DOSSIER : N'AYEZ PAS PEUR DES FILIÈRES D’EXCELLENCE POUR VOTRE ENFANT !

Trop de bons lycéens n’accèdent pas aux études qu’ils méritent parce qu’elles coûtent cher, ou parce qu’elles leur semblent lointaines. Ayez de l’ambition pour vos enfants !

Filières d'excellence : halte à l’autocensure

Anne, en terminale S, a les prérequis nécessaires pour faire partie de l’élite des élèves de classe préparatoire. Pourtant, elle est à deux doigts de jeter l’éponge. "Mes profs insistent pour que je fasse une prépa BCPST [biologie, chimie, physique et sciences de la Terre]. Mais je ne veux pas passer mes vacances à rattraper mon retard scolaire." Elle pencherait plutôt pour la fac, en sciences de la vie. Pourquoi de bons élèves comme Anne renoncent-ils ainsi aux filières prestigieuses ?

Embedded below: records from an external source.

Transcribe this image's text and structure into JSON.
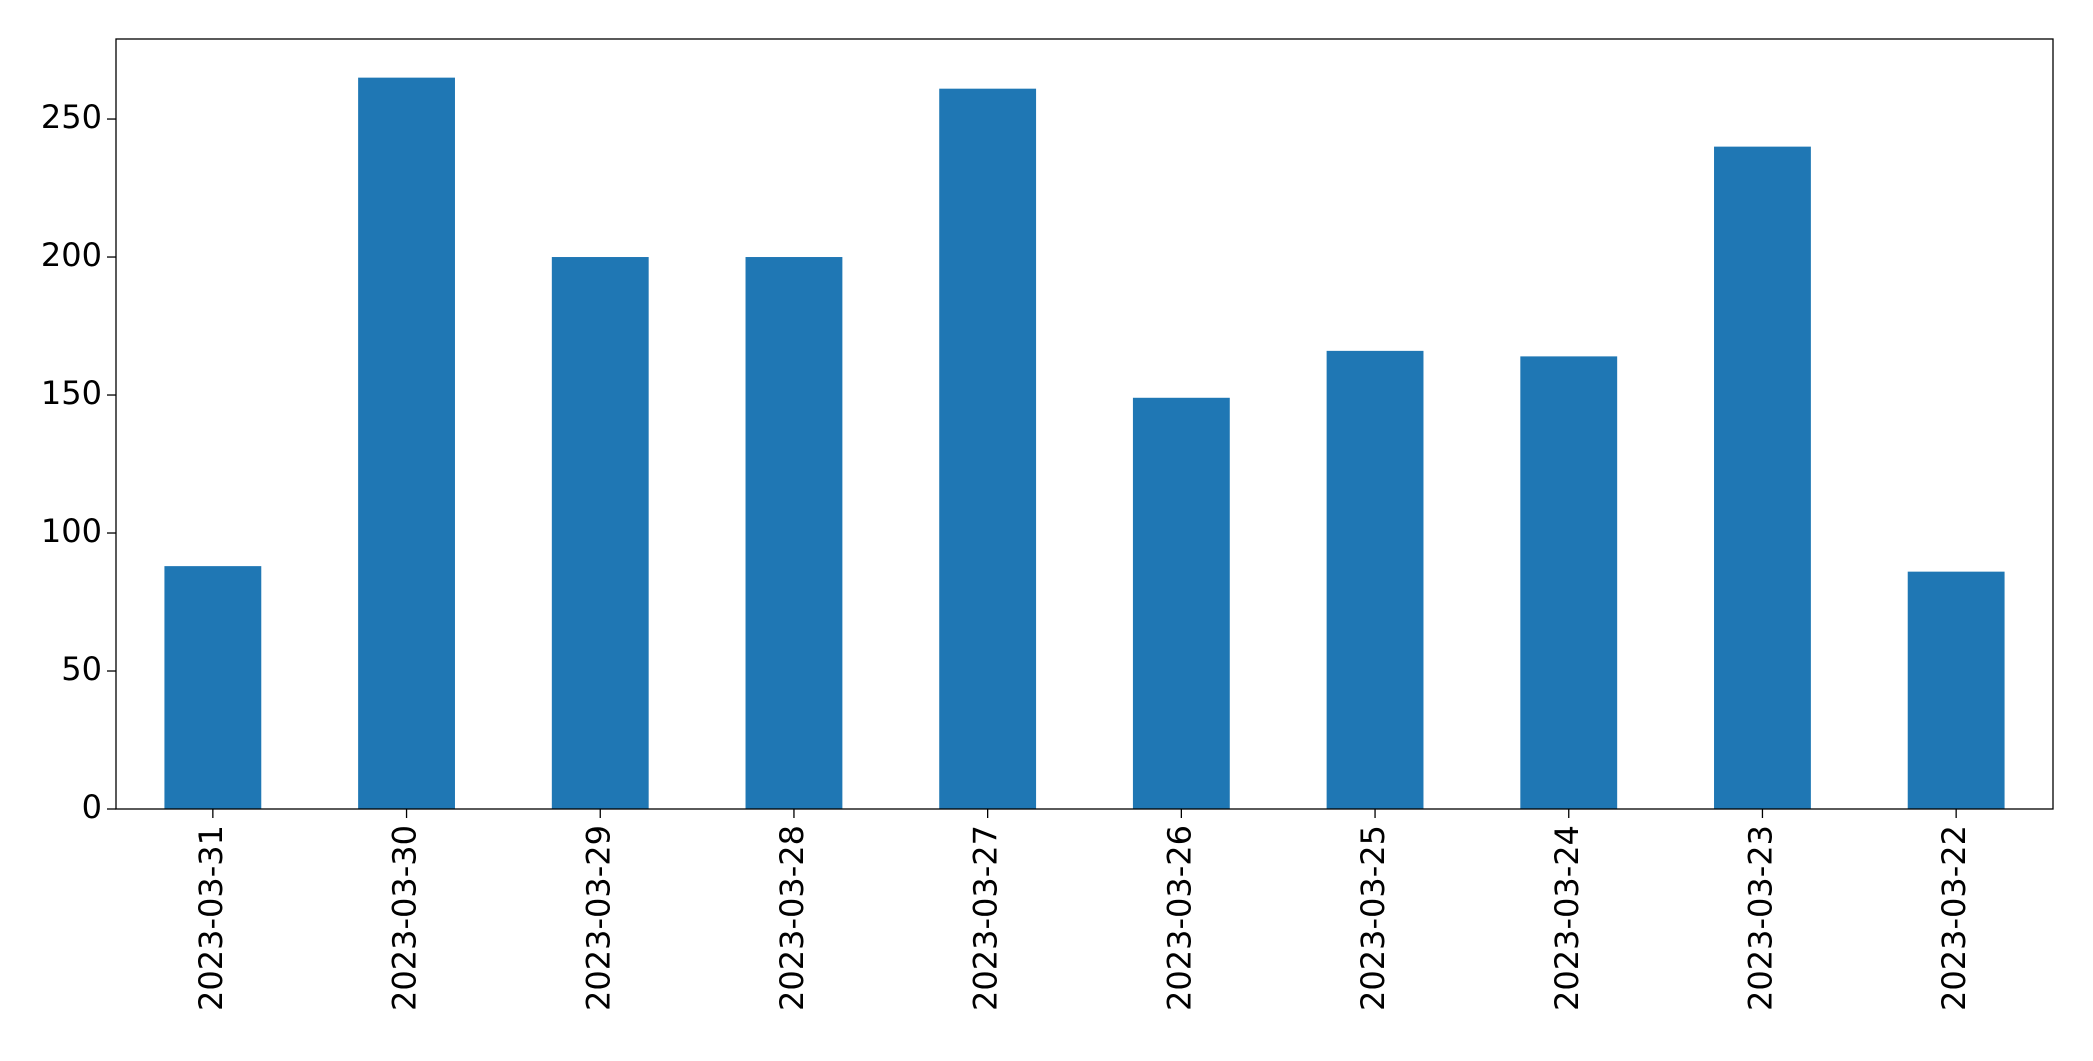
{
  "chart_data": {
    "type": "bar",
    "categories": [
      "2023-03-31",
      "2023-03-30",
      "2023-03-29",
      "2023-03-28",
      "2023-03-27",
      "2023-03-26",
      "2023-03-25",
      "2023-03-24",
      "2023-03-23",
      "2023-03-22"
    ],
    "values": [
      88,
      265,
      200,
      200,
      261,
      149,
      166,
      164,
      240,
      86
    ],
    "color": "#1f77b4",
    "ylim": [
      0,
      279
    ],
    "yticks": [
      0,
      50,
      100,
      150,
      200,
      250
    ],
    "grid": false
  }
}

Surtout les élèves de milieux modestes

L’autocensure constitue un problème crucial qui toucherait surtout les élèves issus de milieux modestes, selon Christian Vauthier, président de l’ADEPPT (Association de développement des classes préparatoires technologiques). "Il nous faut inciter les élèves de la série STG [sciences et technologies de gestion], qui compte deux fois plus de boursiers que les autres filières, à oser aller en prépa ! Leur principale interrogation est : "Est-ce que j’ai le niveau ?" On leur a tellement dit qu’ils n’avaient pas les capacités de faire S ni ES, qu’ils étaient dans une voie de garage…"

Plus que le niveau, c'est le budget qui préoccupe. La question du "niveau" est pourtant mise en avant pour masquer des problèmes plus concrets, et d’abord financiers. Le phénomène ne se limite pas aux seuls élèves boursiers, comme l’observe Jean-Alain Hiver, proviseur du lycée Masséna à Nice. "Certains non-boursiers déclarent des revenus très bas au moment des demandes d’internat en classes préparatoires. Ce sont de bons élèves qui ont échappé à la vigilance des équipes pédagogiques, de santé ou de vie scolaire. Quand il leur faut se délocaliser pour les études, le problème financier apparaît. Or nos établissements ne disposent pas d’assez de bourses ni de places d’internat pour répondre à toutes les demandes."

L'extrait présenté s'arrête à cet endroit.